This Article III question has been debated in several of the nation’s major wars, yet remains unresolved, particularly with respect to the trial of domestic-law offenses. Moreover, that question is especially significant in the United States’ current armed conflicts against nonstate terrorist organizations, such as al Qaeda, both because members of such enemy forces, who lack international law “combatant immunity,” often violate U.S. criminal laws, and because Congress has recently authorized military commissions to try such enemy forces for certain domestic-law, war-related offenses. In attempting to justify the constitutionality of such military trials, the government has, perhaps surprisingly, turned to the Lincoln assassination commission as a leading precedent, one that arguably helps to establish a longstanding political branch practice that should inform constitutional understandings. Such reliance on the Lincoln trial as legal authority is understandable, because that proceeding was, in Judge Kavanaugh’s words, “the highest-profile and most important U.S. military commission precedent in American history,” and thus it would be striking — indeed, a significant constitutional embarrassment — to conclude that the trial and convictions of the Lincoln conspirators were unlawful.
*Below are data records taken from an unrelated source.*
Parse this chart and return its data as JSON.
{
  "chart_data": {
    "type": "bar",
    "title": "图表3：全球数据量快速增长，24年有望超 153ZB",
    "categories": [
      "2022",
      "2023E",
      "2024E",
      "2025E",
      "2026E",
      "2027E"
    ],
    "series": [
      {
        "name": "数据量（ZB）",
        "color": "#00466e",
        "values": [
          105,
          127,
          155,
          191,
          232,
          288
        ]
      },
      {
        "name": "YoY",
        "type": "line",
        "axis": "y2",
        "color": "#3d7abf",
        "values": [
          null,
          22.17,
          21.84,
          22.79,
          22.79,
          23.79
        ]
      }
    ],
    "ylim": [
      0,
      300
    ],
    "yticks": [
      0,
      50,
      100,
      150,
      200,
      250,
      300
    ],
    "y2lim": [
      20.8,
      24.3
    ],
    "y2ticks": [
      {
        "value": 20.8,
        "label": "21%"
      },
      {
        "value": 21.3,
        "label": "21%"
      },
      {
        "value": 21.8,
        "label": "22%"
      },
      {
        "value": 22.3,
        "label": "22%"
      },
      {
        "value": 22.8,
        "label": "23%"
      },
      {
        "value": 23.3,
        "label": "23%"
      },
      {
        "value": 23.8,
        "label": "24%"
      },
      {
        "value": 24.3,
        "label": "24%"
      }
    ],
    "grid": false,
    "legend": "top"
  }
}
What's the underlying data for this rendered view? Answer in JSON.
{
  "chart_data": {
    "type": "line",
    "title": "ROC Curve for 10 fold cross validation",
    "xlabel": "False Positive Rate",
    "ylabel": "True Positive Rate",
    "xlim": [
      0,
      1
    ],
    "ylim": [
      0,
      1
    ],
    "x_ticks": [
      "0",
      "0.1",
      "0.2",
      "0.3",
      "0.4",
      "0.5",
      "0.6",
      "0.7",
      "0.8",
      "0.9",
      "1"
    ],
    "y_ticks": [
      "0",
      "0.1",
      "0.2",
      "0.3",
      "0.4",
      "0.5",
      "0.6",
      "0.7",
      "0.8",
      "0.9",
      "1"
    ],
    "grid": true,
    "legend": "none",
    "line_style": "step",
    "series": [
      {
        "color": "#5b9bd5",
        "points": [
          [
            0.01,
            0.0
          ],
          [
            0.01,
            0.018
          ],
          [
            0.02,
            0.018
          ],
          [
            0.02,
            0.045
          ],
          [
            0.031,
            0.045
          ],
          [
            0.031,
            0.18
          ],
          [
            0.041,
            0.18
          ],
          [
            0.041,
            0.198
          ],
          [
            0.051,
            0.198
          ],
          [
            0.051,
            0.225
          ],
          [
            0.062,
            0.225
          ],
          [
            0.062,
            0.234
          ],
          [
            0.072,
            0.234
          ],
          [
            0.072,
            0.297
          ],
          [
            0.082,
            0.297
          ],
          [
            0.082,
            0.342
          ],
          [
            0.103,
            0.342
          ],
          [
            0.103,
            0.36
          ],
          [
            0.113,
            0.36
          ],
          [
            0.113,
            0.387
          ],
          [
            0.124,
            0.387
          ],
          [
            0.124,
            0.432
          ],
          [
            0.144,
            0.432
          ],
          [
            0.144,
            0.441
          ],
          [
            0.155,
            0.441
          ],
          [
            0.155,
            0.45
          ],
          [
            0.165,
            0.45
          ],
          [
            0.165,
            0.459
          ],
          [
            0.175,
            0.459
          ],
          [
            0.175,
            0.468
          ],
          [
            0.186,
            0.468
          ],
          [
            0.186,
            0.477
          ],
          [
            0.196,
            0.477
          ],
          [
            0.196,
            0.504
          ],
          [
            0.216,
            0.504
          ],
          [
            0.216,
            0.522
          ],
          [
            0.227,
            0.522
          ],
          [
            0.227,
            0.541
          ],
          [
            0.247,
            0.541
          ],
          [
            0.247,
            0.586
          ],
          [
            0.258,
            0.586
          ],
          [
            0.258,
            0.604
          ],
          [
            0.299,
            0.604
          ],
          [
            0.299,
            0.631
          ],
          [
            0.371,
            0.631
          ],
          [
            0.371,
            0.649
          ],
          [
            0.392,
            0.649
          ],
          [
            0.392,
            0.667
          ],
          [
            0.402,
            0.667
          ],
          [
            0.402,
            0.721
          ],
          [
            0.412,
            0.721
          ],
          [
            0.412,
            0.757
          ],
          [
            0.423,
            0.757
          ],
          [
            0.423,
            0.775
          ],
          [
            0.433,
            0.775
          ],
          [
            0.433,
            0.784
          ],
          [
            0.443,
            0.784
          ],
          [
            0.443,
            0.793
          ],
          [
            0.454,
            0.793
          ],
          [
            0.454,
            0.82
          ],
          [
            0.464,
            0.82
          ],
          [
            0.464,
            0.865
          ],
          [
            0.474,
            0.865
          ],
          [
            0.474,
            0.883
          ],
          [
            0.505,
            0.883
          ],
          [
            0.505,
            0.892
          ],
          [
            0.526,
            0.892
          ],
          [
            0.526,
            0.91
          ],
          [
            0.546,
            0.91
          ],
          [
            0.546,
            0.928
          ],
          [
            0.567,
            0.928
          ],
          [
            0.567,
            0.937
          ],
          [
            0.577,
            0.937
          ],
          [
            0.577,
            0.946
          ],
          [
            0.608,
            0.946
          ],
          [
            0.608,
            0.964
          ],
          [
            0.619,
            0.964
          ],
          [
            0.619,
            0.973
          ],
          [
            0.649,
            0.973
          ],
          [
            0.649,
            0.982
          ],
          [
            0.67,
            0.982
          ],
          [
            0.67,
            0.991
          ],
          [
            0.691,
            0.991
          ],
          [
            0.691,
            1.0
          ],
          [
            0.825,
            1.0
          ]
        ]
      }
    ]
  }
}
As I demonstrate in this article, however, such respect for the Lincoln assassination trial as a canonical constitutional precedent would itself be historically anomalous. For almost 150 years it was virtually unthinkable for anyone to rely upon that proceeding as venerated legal authority: as one knowledgeable observer wrote, the Lincoln trial was a case of military jurisdiction that “no self-respecting military lawyer [would] look straight in the eye.”
This article offers the first comprehensive account of the ways in which the Article III question was contested during and immediately after the Civil War, with particular attention to the Lincoln assassination trial. The article also carefully examines the place of the Lincoln trial in the national constitutional discourse after 1868 — the ways in which that proceeding, and other Civil War military trials, have been accorded authority, or dismissed as nonauthoritative, by later generations. This broader historical narrative thus can help inform current academic and judicial debates about whether and under what circumstances political branch practice, especially high-profile precedents, ought to inform, or “liquidate,” the meaning or proper application of the Constitution.